Sunday, February 1, 2009

WA4 Final Draft

Dear Barack Obama,

 

My name is Michael Santulli and I am a 16-year-old democrat living in Charlottesville, Virginia. I am writing this letter to express what I think is important for you to accomplish in your first year as President of the United States. First off, it is extremely important to reestablish The United States of America’s international image. The United States of America used to be a role model for new nations who had ideas and hopes of a democratic government. Now The United States of America is seen as an international bully, acting as an intimidator, instead of a peacekeeper.

     The economic crisis should also be dealt with. After watching the presidential debates I am convinced that you have a plan to fix this problem. Helping the needy is a far better solution than the dreadful trickle down theory, which is simply greed.  Putting jobs back in American hands is a big issue.  We cannot pull ourselves out of this hole without doing some work.

     One of the most vital issues is the environmental dilemma. This is especially important for my, my children’s and my grandchildren’s generation who will be living with the consequences. The most important issue is setting up a renewable energy source and weaning the world off of its oil addiction.
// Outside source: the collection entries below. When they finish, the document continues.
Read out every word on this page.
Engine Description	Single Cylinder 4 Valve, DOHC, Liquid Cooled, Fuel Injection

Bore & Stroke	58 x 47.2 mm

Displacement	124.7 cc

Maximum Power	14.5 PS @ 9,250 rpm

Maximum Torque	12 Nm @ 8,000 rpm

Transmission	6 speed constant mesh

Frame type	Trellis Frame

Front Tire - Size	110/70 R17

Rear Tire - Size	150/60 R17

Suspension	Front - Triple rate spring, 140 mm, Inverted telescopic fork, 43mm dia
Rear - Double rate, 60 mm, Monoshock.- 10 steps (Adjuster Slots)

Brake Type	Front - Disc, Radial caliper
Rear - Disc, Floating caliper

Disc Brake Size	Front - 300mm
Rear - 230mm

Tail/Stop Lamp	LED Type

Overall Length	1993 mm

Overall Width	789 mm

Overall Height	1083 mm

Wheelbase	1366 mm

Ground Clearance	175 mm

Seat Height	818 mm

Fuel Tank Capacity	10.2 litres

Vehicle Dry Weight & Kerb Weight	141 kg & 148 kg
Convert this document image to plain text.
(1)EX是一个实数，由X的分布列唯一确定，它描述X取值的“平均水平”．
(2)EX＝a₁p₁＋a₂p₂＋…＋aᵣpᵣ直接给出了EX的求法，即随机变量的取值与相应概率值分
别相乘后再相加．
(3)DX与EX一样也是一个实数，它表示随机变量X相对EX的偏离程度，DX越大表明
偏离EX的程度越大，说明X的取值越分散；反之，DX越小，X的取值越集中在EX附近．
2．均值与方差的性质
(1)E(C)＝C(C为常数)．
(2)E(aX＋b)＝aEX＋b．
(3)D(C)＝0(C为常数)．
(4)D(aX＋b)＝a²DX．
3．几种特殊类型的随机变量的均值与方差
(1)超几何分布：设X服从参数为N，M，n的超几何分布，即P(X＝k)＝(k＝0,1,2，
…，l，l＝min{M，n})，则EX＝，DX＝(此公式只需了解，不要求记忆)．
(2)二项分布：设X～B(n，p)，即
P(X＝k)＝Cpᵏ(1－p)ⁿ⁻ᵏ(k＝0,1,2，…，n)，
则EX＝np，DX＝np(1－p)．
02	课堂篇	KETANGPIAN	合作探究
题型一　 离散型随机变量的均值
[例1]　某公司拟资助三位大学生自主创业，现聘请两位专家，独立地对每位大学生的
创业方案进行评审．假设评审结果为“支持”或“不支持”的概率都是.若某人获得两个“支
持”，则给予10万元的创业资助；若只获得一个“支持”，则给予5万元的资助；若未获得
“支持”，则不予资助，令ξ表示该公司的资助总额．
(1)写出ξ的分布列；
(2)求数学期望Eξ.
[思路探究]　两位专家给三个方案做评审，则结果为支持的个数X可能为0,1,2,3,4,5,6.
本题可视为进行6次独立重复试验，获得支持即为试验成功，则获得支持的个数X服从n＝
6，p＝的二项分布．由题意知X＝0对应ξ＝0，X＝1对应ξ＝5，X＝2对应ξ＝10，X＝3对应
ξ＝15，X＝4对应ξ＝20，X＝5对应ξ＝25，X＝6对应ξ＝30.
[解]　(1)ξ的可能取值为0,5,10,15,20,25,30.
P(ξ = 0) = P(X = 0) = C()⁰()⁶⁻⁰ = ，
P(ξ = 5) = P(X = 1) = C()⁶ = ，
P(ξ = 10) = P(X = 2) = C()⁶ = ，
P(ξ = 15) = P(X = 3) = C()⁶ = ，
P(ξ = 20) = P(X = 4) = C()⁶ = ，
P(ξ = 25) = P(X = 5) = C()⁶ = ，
For example there is a city in Abu Dhabi called Masdar City that is being built carbon neutral and waste free. They use solar panels and other renewable energy sources.

     Finally, it is essential to pull out of the war in Iraq. This is a war of aggression against a sovereign nation that should never of happened in the first place. It is illegal, immoral and reverting back to my earlier points, it is destroying both our economy and our international image. I know many parents who have sent their children over-seas only to see them come home in a body bag. I am very confident in you as the leader of The United States of America. I do realize how difficult it is to reach these goals, especially in one year. But taking small steps toward the goal is better than nothing. If The United States of America chooses to work together and improve our nation to its former glory, then there is nothing that cannot be accomplished.